Nicht nur die Schönheit ist Gottes Fingerabdruck. Auch die weniger ansehnlichen Seiten unseres Lebens gehören dazu. Gott versetzt sich auch dann in unsere Lage, wenn er nicht nur unversehrt und heil ist, sondern Schmerzen hat und verwundet wird. Darum versteht er uns so gut, darum weiß er Bescheid, darum ist er ganz nah und ganz bei uns. Wer es glaubt, wird selig und lernt Jesus kennen, der tatsächlich in unsere Haut schlüpft und unser Leben lebt, damit er alles mit uns teilen kann. Das ist Gottes Plan. Das ist das Bild, das er von uns hat. Gottes Kinder sehen genauso aus.
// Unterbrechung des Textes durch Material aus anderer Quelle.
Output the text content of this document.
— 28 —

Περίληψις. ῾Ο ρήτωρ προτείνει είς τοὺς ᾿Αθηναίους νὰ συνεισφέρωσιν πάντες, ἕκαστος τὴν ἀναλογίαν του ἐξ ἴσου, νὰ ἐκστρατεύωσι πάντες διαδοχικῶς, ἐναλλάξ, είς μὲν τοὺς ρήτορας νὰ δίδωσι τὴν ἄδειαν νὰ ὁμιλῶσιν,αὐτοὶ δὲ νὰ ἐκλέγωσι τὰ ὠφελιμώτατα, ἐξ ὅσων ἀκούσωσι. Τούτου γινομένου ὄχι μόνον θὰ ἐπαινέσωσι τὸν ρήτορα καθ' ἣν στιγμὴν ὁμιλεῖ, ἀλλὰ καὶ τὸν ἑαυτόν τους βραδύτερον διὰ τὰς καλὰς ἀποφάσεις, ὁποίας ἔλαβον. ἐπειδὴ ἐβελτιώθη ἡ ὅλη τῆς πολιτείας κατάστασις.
Und mal wieder eine Geschichte zum Schluss, die für mich auf den Punkt bringt, was „Ebenbild Gottes wirklich heißen könnte, auch wenn es als Märchen beginnt: „Es war einmal ein kleiner Junge, der unbedingt Gott treffen wollte. Er war sich darüber bewusst, dass der Weg zu dem Ort, an dem Gott lebte, ein sehr langer war. Also packte er sich einen Rucksack voll mit einigen Cola-Dosen und mehreren Schokoriegeln und machte sich auf die Reise. Er lief eine ganze Weile und kam in einen kleinen Park. Dort sah er eine alte Frau, die auf einer Bank saß und den Tauben zuschaute, die vor ihr nach Futter auf dem Boden suchten. Der kleine Junge setzte sich zu der Frau auf die Bank und öffnete seinen Rucksack. Er wollte sich gerade eine Cola herausholen, als er den hungrigen Blick der alten Frau sah. Also griff er zu einem Schokoriegel und reichte ihn der Frau. Dankbar nahm sie die Süßigkeit und lächelte ihn an. Und es war ein wundervolles Lächeln. Der kleine Junge wollte dieses Lächeln noch einmal sehen und bot ihr auch noch eine Cola an. Und sie nahm die Cola und lächelte wieder – noch strahlender als zuvor. Der kleine Junge war selig. Die beiden saßen den ganzen Nachmittag lang auf der Bank im Park, aßen Schokoriegel und tranken Cola, aber sprechen kein Wort. Als es dunkel wurde, spürte der Junge, wie müde er war und beschloss, zurück nach Hause zu gehen. Nach einigen Schritten hielt er inne und drehte sich um. Er ging zurück zu der Frau und umarmte sie. Die alte Frau schenkte ihm dafür ihr allerschönstes Lächeln. Zu Hause sah seine Mutter die Freude auf seinem Gesicht und fragte: »Was hast du denn heute Schönes gemacht, dass du so fröhlich aussiehst?« Und der kleine Junge antwortete: »Ich habe mit Gott zu Mittag gegessen – und sie hat ein wundervolles Lächeln!« Auch die alte Frau war nach Hause gegangen, wo ihr Sohn schon auf sie wartete. Auch er fragte sie, warum sie so fröhlich aussah. Und sie antwortete: »Ich habe mit Gott zu Mittag gegessen – und er ist viel jünger, als ich gedacht habe.«
Ich merke bei mir immer wieder – so weit bin ich sehr oft nicht, das Ebenbild Gottes in dem Menschen wahrzunehmen, der mich gerade ärgert, erzürnt, langweilt oder richtig „auf die Palme bringt“. Es bleibt viel zu entdecken und viel zu tun – und der Tag heute ist noch nicht zu Ende und morgen beginnt ein ganz neuer Tag! Schöpfung geht weiter und Ihr und Sie und ich, wir dürfen Teil davon sein und die Ebenbildlichkeit immer wieder neu entdecken!